If you’ll allow it I’d like to quickly rant about all the people who seem to assume that generalised portions of the population (particularly my fellow Generation Y’ers) need to be reminded. I notice these people popping up in various media outlets (particularly radio and the more tabloid-y newspapers) every Remembrance Day and ANZAC Day (I’m sure it happens with other country’s nationally specific memorial holidays as well). Baby boomers and older Gen X’ers (I can generalise as well) who lament how little today’s youth know about our brave boys (sometimes they remember the girls too) who have worn and died for our great nation’s flag. They pipe up and mourn the lack of education kids receive these days on Gallipoli, perhaps make some pithy and faux-wise statement about the lessons of mateship and determination that can be drawn from the mythology. Words like ‘the ANZAC spirit’ get thrown about, making it sound more like a holiday special than the bloody failure of a campaign costing thousands of Aussie and Kiwi (and even more British) lives that it was (but hey, at least it gave us Mel Gibson).
I normally manage to ignore most of this, but every so often I see, hear or read something small that gets on my nerves. A year or two ago it was someone complaining on the radio about how the people who decide the national curriculum wanted to reduce the time spent studying Gallipoli in history (because they felt not enough time was being spent on the rest of the Great War we participated in, the ivory tower-living bastards!).
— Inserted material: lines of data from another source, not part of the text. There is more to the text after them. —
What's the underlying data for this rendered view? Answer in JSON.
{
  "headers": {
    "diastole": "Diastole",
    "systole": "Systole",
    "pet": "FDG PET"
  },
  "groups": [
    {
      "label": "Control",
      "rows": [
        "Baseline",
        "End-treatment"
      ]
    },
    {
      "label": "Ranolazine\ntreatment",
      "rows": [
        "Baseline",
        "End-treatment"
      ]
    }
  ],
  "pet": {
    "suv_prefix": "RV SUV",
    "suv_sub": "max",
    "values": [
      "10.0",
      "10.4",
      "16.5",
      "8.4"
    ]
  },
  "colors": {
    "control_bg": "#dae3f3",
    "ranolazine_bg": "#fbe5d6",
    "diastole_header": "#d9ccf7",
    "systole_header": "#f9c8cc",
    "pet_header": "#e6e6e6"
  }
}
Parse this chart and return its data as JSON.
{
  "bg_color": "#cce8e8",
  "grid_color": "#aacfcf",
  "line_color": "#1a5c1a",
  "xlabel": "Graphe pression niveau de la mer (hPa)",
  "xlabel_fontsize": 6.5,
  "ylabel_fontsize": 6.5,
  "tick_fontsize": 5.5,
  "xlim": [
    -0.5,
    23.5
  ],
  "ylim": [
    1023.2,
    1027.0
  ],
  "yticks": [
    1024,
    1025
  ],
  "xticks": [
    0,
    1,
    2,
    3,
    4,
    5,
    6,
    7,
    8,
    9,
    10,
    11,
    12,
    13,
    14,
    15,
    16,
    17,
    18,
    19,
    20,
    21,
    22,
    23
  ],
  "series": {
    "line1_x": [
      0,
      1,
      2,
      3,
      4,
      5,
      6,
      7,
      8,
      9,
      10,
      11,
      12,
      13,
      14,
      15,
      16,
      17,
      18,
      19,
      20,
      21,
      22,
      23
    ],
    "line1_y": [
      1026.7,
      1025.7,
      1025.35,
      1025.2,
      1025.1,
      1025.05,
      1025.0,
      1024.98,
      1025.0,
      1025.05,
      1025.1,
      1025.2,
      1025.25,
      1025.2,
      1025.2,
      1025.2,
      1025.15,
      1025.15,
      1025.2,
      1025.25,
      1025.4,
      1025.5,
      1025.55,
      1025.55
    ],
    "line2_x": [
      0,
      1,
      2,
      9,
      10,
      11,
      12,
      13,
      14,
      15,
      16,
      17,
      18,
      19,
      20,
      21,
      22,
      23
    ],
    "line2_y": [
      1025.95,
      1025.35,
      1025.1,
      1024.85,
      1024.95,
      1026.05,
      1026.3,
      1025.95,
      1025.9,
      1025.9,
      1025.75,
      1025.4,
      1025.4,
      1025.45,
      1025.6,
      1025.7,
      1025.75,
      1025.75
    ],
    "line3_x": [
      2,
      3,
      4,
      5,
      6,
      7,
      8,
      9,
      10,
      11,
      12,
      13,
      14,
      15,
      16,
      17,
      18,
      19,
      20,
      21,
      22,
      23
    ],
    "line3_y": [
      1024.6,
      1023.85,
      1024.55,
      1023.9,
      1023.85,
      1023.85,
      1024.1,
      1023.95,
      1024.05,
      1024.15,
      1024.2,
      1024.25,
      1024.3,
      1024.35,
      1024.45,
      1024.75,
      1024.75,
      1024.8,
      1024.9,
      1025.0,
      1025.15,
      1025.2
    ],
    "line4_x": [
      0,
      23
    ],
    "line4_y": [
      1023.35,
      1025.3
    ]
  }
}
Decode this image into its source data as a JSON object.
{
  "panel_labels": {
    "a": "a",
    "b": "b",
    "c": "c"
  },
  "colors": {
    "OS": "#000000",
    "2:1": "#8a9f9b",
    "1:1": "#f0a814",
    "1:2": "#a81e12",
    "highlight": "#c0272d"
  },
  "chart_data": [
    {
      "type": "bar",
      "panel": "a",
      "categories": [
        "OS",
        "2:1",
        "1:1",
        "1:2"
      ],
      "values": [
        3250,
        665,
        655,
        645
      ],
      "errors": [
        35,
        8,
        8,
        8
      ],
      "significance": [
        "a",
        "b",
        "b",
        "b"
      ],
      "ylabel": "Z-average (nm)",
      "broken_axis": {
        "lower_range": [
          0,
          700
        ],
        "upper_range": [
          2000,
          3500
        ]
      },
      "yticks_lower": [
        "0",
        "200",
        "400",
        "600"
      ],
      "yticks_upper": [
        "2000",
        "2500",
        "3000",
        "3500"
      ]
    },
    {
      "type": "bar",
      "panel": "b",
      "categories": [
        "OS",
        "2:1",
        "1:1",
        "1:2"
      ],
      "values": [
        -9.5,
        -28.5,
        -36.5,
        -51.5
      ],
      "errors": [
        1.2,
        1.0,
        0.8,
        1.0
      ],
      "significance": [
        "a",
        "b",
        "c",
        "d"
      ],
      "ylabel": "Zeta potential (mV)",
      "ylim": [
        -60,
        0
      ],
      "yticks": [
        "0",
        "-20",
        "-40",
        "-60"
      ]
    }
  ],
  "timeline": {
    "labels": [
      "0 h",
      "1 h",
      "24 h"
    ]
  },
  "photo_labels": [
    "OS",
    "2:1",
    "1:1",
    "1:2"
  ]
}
This year, on Monday, it was someone else on the radio.
“I want to request a song,” the voice of a middle-aged woman chirped from the speakers at work, “and remind everyone that tomorrow is Remembrance Day. It’s particularly special to me, because I had relatives that served in the wars.”
Really? I felt like shouting at the radio, You think that people need to be reminded that tomorrow is Remembrance Day? Like a teacher reminding her pupils that tomorrow’s art day so they better bring their coloured pencils. People might not care about Remembrance day, I’m not so optimistic about my generation that I believe everybody does, but they certainly know what goddamn day it is. It’s one of those pervasive cultural nails hammered into us from an early age, like Christmas is on the 25th of December.
Then there’s the justification for the arrogance, that she had relatives that served. Y’know, just like everybody else. Seriously, these were called World Wars for a reason. The first one may have primarily involved Anglo-Europeans, but I had a great grandfather from the Middle Eastern half of my family that fought in British khaki during and in between both World Wars. Given the number of conflicts that have occurred since (Australia participated in the Korean, Vietnam and both Gulf Wars as well as many peacekeeping operations and the Malayan Emergency) and the number of immigrants from former and ongoing warzones, chances are everyone’s had family that have a worn one uniform or another. I suppose no one else cares?
I know this seems to be a pretty trivial thing to be pissed off at, and not in keeping with what the day is supposed to be about, but I get pissed off anyway. It just strikes me a whole lot of ‘look at me and how much I care!’ self-centred attention-seeking that trivialises what we’re supposed to be honouring. It assumes by default that no one else cares and that’s just not true, especially considering that with an ongoing deployment in Afghanistan and a re-deployment in Iraq to ‘assist’ the local army and militias in their fight against Islamic State, we have very recent war dead, very recent widows, very recent grieving families, and the very distinct possibility of more.
We don’t need to be reminded what day it is and what it’s about, because I doubt very much we’ll forget.